Egyptian Proverbs and Popular Sayings

Description

29 pages
Contains Index
$6.95
ISBN 0-919966-61-6
DDC 398'

Publisher

Year

1987

Contributor

Edited by Saad Elkhadem
Translated by Saad Elkhadem
Reviewed by Alan D. Booth

Alan D. Booth is an associate professor in the Classics Department at
Brock University in St. Catharines, Ontario.

Review

In every culture, the lessons of experience are transmitted through adage. Egypt has a long tradition of such instruction, which often applies to particular professions. Thus, under the Pharoahs, boys training to become scribes, a rough equivalent of civil servants, would copy out such suitable axioms as: “Be a scribe who is freed from all labour and protected from all work.” Recently Egyptian sayings have been assembled by Ahmad Taymur. From this collection, which contains 3,188 entries, D. Elkhadem has selected and translated 729 “which seemed clear enough to be understood and appreciated by Western readers.” Many have indeed a familiar ring. “A drowning man clings to a straw” and “When the cat’s away, the mice will play” exist in this very form in English. “A bird in the hand is worth ten on the tree” and “A cat has seven lives,” despite the increase in avian value and diminishment of feline longevity, convey the same sense as their English counterparts. “For every ascent, there is a descent” and “Men’s only flaw is their scarcity” express, in slightly more formal terms, the commonplaces that “What goes up must come down” and “Good men are hard to find.”

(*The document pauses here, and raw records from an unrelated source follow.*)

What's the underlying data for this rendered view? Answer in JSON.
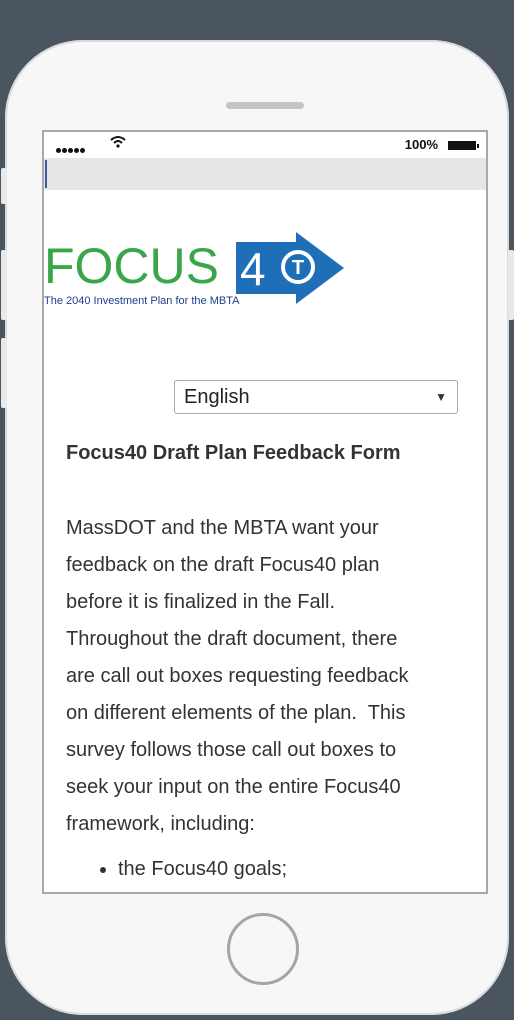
{
  "status": {
    "battery_text": "100%"
  },
  "logo": {
    "word": "FOCUS",
    "number_part": "4",
    "tagline": "The 2040 Investment Plan for the MBTA",
    "badge_letter": "T"
  },
  "language": {
    "selected": "English"
  },
  "form": {
    "title": "Focus40 Draft Plan Feedback Form",
    "intro_lines": [
      "MassDOT and the MBTA want your",
      "feedback on the draft Focus40 plan",
      "before it is finalized in the Fall.",
      "Throughout the draft document, there",
      "are call out boxes requesting feedback",
      "on different elements of the plan.  This",
      "survey follows those call out boxes to",
      "seek your input on the entire Focus40",
      "framework, including:"
    ],
    "bullets": [
      "the Focus40 goals;"
    ]
  },
  "colors": {
    "green": "#3aa64a",
    "blue": "#1f6fb8",
    "navy": "#1c3f8f"
  }
}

Such dicta, begotten of common human experience, are current and comprehensible throughout the world. But in our part of the globe, those in a hurry do not often hear “Don’t ride a camel,” or is it commonly observed that “there is nothing more disgusting than an effeminate peasant.” The impact of the statement “He who boards a ship is liable to drown” has been blunted by technological progress. Again, changes in social outlook call some proverbial wisdom into question. “Spank your son if he goes astray, this won’t kill him before his day” offers advice, no longer universally approved, about sparing rods and spoiling children. The ancient Romans, who had a proverb “Off the bridge with the senior citizens,” might have agreed that “people over sixty always complain without any reason or without any pain”; but current Canadian sensibility would scarcely enunciate this viewpoint. Woman rarely fares well in inherited thinking, and, in our society, effort is expended to alter traditional biases. So perhaps not all Canadians will smile when informed that “women can never train an ox to pull a plow”; someone may even rise to prove the contrary. Again, “A dancer dies, but her hips will jiggle forever” could inspire table-dancers with dreams of immortality. But will all my compatriots find in the sentiment a positive value?

This volume, which closes with a useful index of themes and motifs, provokes cultural comparisons and reflexions in a charming way. So we must thank D. Elkhadem for having provided the English-speaking public with this enjoyable and profitable access to the axiomatic wisdom of Egypt.